9th Circuit Does it Again

Thursday, November 3rd, 2005

RedState contributor Erick highlights yet another distressing decision by the 9th Circuit Court of Appeals. In Fields v. Palmdale School Dist., a three judge panel unanimously held that parents do not have a fundamental constitutional right to serve as

the exclusive provider of information regarding the sexual matters to their children, either independent of their right to direct the upbringing and education of their children or encompassed by it. (court’s emphasis)

What prompted such a ruling? Well, a graduate student convinced an elementary school to give out a questionaire to kids regarding their mental health. A disclosure and permission letter was sent to parents, but that letter omitted any reference to questions of a sexual nature. For example Question #22 asked students ages 7 to 10 to rate how often they are “Thinking about touching other people’s parts” and Question #47 “Can’t stop thinking about sex.” Disgusting.

The school’s decision to blindside the parents bothers me more than the 9th Circuit decision. I would agree that parents do not have a constitutional fundamental right to direct what their children learn inside the school. Prudentially, that would clog the courts with lawsuits and frankly, the local level is where parents need to attack the rampant liberalism that pervades the public schools. Moreover, such a right would only be found using in the made-up jurisprudence called substantive due process, which is not in the Constitution.

However, I am bothered by this statement by Judge Reinhardt regarding education’s purpose:

[E]ducation is not merely about teaching the basics of reading, writing, and arithmetic. Education serves higher civic and social functions, including the rearing of children into healthy, productive, and responsible adults and the cultivation of talented and qualified leaders of diverse backgrounds.

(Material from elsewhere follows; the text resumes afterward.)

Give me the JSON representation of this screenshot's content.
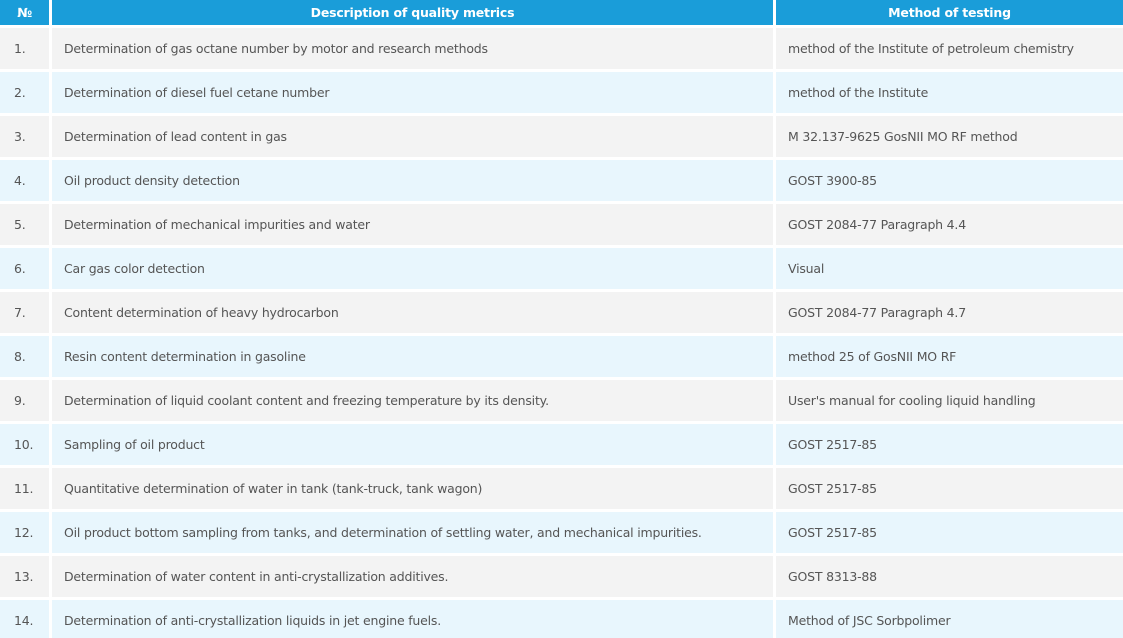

What? Isn’t education about teachers teaching and students learning about english, American history, and mathematics? Note how Judge Reinhardt kidnaps children from their parents and grants schools the parental responsibility of child rearing. Reinhardt’s revisionist definition permits a school to teach whatever they want because they are raising the children, not the parents. A little quiz on mental health lumped with sexual references is no exception.

Fields illustrates what liberals think schools are designed to accomplish and why the public education system seems more and more an indoctrinating day-time prison instead of an place where “reading, writing, and arithmetic” are taught.

UPDATE: More 9th Circuit reaction at Raging Right Wing Republican and Independent Conservative.